Dr. Other foods rich in prebiotic fiber that have a similar effect, according to Gundry, include ground flaxseed, radish, asparagus, mushrooms and pistachios. Studies show that the gut microbiota affects the energy balance by affecting the microorganisms( in your )indirim system, the efficiency of the energy obtained from the diet, and how that energy is used and stored.
Dr. Gundry says, “Our energy production depends on a healthy and diverse microbiota. “The more we can incorporate this type of food into our regime, the better the sustainable energy will be.”
Yogurt has a lot of effect, especially in the protein department. Spano, “A good amount of carbohydrates and at the same time Vitamin B it includes” he says. B vitamins help us turn the food we eat into usable energy. Eating a snack rich in protein and energy can often help combat mid-day recession.
If you want to stay full and have long-term energy, oats are a great choice because they are packed with iron, magnesium and B vitamins. Spano says, “Pair oatmeal with milk or yogurt to increase protein in your meals or snacks.

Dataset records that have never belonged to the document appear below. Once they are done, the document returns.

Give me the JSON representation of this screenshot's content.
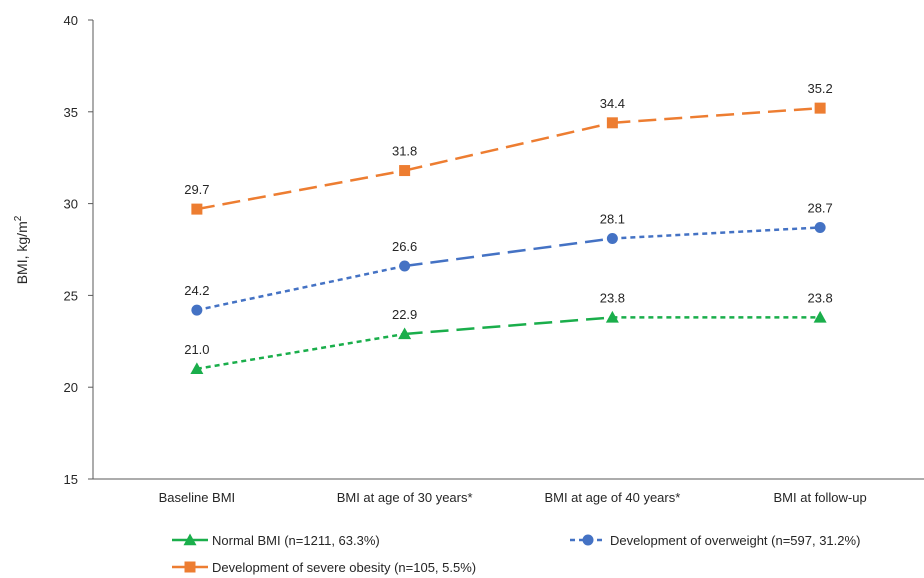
{
  "chart_data": {
    "type": "line",
    "categories": [
      "Baseline BMI",
      "BMI at age of 30 years*",
      "BMI at age of 40 years*",
      "BMI at follow-up"
    ],
    "ylabel_main": "BMI, kg/m",
    "ylabel_sup": "2",
    "ylim": [
      15,
      40
    ],
    "yticks": [
      15,
      20,
      25,
      30,
      35,
      40
    ],
    "ytick_labels": [
      "15",
      "20",
      "25",
      "30",
      "35",
      "40"
    ],
    "grid": false,
    "legend_position": "bottom",
    "series": [
      {
        "name": "Normal BMI (n=1211, 63.3%)",
        "values": [
          21.0,
          22.9,
          23.8,
          23.8
        ],
        "labels": [
          "21.0",
          "22.9",
          "23.8",
          "23.8"
        ],
        "color": "#1AAE4B",
        "marker": "triangle",
        "dash": [
          "short",
          "long",
          "short"
        ]
      },
      {
        "name": "Development of overweight (n=597, 31.2%)",
        "values": [
          24.2,
          26.6,
          28.1,
          28.7
        ],
        "labels": [
          "24.2",
          "26.6",
          "28.1",
          "28.7"
        ],
        "color": "#4472C4",
        "marker": "circle",
        "dash": [
          "short",
          "long",
          "short"
        ]
      },
      {
        "name": "Development of severe obesity (n=105, 5.5%)",
        "values": [
          29.7,
          31.8,
          34.4,
          35.2
        ],
        "labels": [
          "29.7",
          "31.8",
          "34.4",
          "35.2"
        ],
        "color": "#ED7D31",
        "marker": "square",
        "dash": [
          "long",
          "long",
          "long"
        ]
      }
    ]
  }
}
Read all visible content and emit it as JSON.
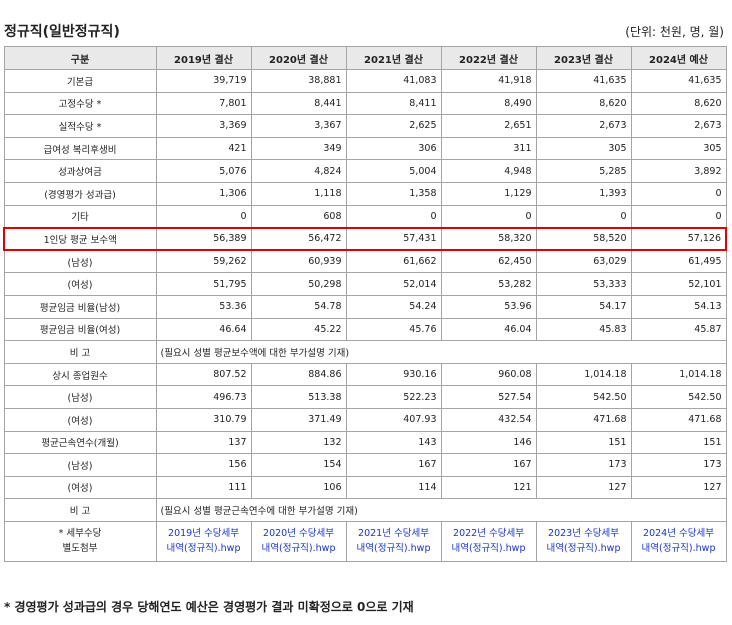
{
  "title": "정규직(일반정규직)",
  "unit": "(단위: 천원, 명, 월)",
  "header": [
    "구분",
    "2019년 결산",
    "2020년 결산",
    "2021년 결산",
    "2022년 결산",
    "2023년 결산",
    "2024년 예산"
  ],
  "rows": [
    {
      "label": "기본급",
      "values": [
        "39,719",
        "38,881",
        "41,083",
        "41,918",
        "41,635",
        "41,635"
      ]
    },
    {
      "label": "고정수당 *",
      "values": [
        "7,801",
        "8,441",
        "8,411",
        "8,490",
        "8,620",
        "8,620"
      ]
    },
    {
      "label": "실적수당 *",
      "values": [
        "3,369",
        "3,367",
        "2,625",
        "2,651",
        "2,673",
        "2,673"
      ]
    },
    {
      "label": "급여성 복리후생비",
      "values": [
        "421",
        "349",
        "306",
        "311",
        "305",
        "305"
      ]
    },
    {
      "label": "성과상여금",
      "values": [
        "5,076",
        "4,824",
        "5,004",
        "4,948",
        "5,285",
        "3,892"
      ]
    },
    {
      "label": "(경영평가 성과급)",
      "values": [
        "1,306",
        "1,118",
        "1,358",
        "1,129",
        "1,393",
        "0"
      ]
    },
    {
      "label": "기타",
      "values": [
        "0",
        "608",
        "0",
        "0",
        "0",
        "0"
      ]
    },
    {
      "label": "1인당 평균 보수액",
      "values": [
        "56,389",
        "56,472",
        "57,431",
        "58,320",
        "58,520",
        "57,126"
      ]
    },
    {
      "label": "(남성)",
      "values": [
        "59,262",
        "60,939",
        "61,662",
        "62,450",
        "63,029",
        "61,495"
      ]
    },
    {
      "label": "(여성)",
      "values": [
        "51,795",
        "50,298",
        "52,014",
        "53,282",
        "53,333",
        "52,101"
      ]
    },
    {
      "label": "평균임금 비율(남성)",
      "values": [
        "53.36",
        "54.78",
        "54.24",
        "53.96",
        "54.17",
        "54.13"
      ]
    },
    {
      "label": "평균임금 비율(여성)",
      "values": [
        "46.64",
        "45.22",
        "45.76",
        "46.04",
        "45.83",
        "45.87"
      ]
    },
    {
      "label": "비 고",
      "note": "(필요시 성별 평균보수액에 대한 부가설명 기재)"
    },
    {
      "label": "상시 종업원수",
      "values": [
        "807.52",
        "884.86",
        "930.16",
        "960.08",
        "1,014.18",
        "1,014.18"
      ]
    },
    {
      "label": "(남성)",
      "values": [
        "496.73",
        "513.38",
        "522.23",
        "527.54",
        "542.50",
        "542.50"
      ]
    },
    {
      "label": "(여성)",
      "values": [
        "310.79",
        "371.49",
        "407.93",
        "432.54",
        "471.68",
        "471.68"
      ]
    },
    {
      "label": "평균근속연수(개월)",
      "values": [
        "137",
        "132",
        "143",
        "146",
        "151",
        "151"
      ]
    },
    {
      "label": "(남성)",
      "values": [
        "156",
        "154",
        "167",
        "167",
        "173",
        "173"
      ]
    },
    {
      "label": "(여성)",
      "values": [
        "111",
        "106",
        "114",
        "121",
        "127",
        "127"
      ]
    },
    {
      "label": "비 고",
      "note": "(필요시 성별 평균근속연수에 대한 부가설명 기재)"
    }
  ],
  "attachments": {
    "label_line1": "* 세부수당",
    "label_line2": "별도첨부",
    "links": [
      {
        "line1": "2019년 수당세부",
        "line2": "내역(정규직).hwp"
      },
      {
        "line1": "2020년 수당세부",
        "line2": "내역(정규직).hwp"
      },
      {
        "line1": "2021년 수당세부",
        "line2": "내역(정규직).hwp"
      },
      {
        "line1": "2022년 수당세부",
        "line2": "내역(정규직).hwp"
      },
      {
        "line1": "2023년 수당세부",
        "line2": "내역(정규직).hwp"
      },
      {
        "line1": "2024년 수당세부",
        "line2": "내역(정규직).hwp"
      }
    ]
  },
  "highlight_row_label": "1인당 평균 보수액",
  "highlight_color": "#e00000",
  "link_color": "#1a33c8",
  "header_bg": "#e9e9e9",
  "footnote": "* 경영평가 성과급의 경우 당해연도 예산은 경영평가 결과 미확정으로 0으로 기재"
}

Spano says that, although beets are mostly carbohydrates, they are among the foods with the highest nitrate. “Nitrates help expand our blood vessels for more blood flow and therefore more oxygen and nutrients are being released into our tissues.”
Things to avoid
This is not surprising at all, but avoid foods that consume your energy, including those that are high in processed sugar and low in nutritional value. Dr. “Fruit juices, carbonated drinks, processed foods, and even fruity smoothies all cause a real traffic jam in the mitochondria, the energy-producing organelles of our cells” Gundry says.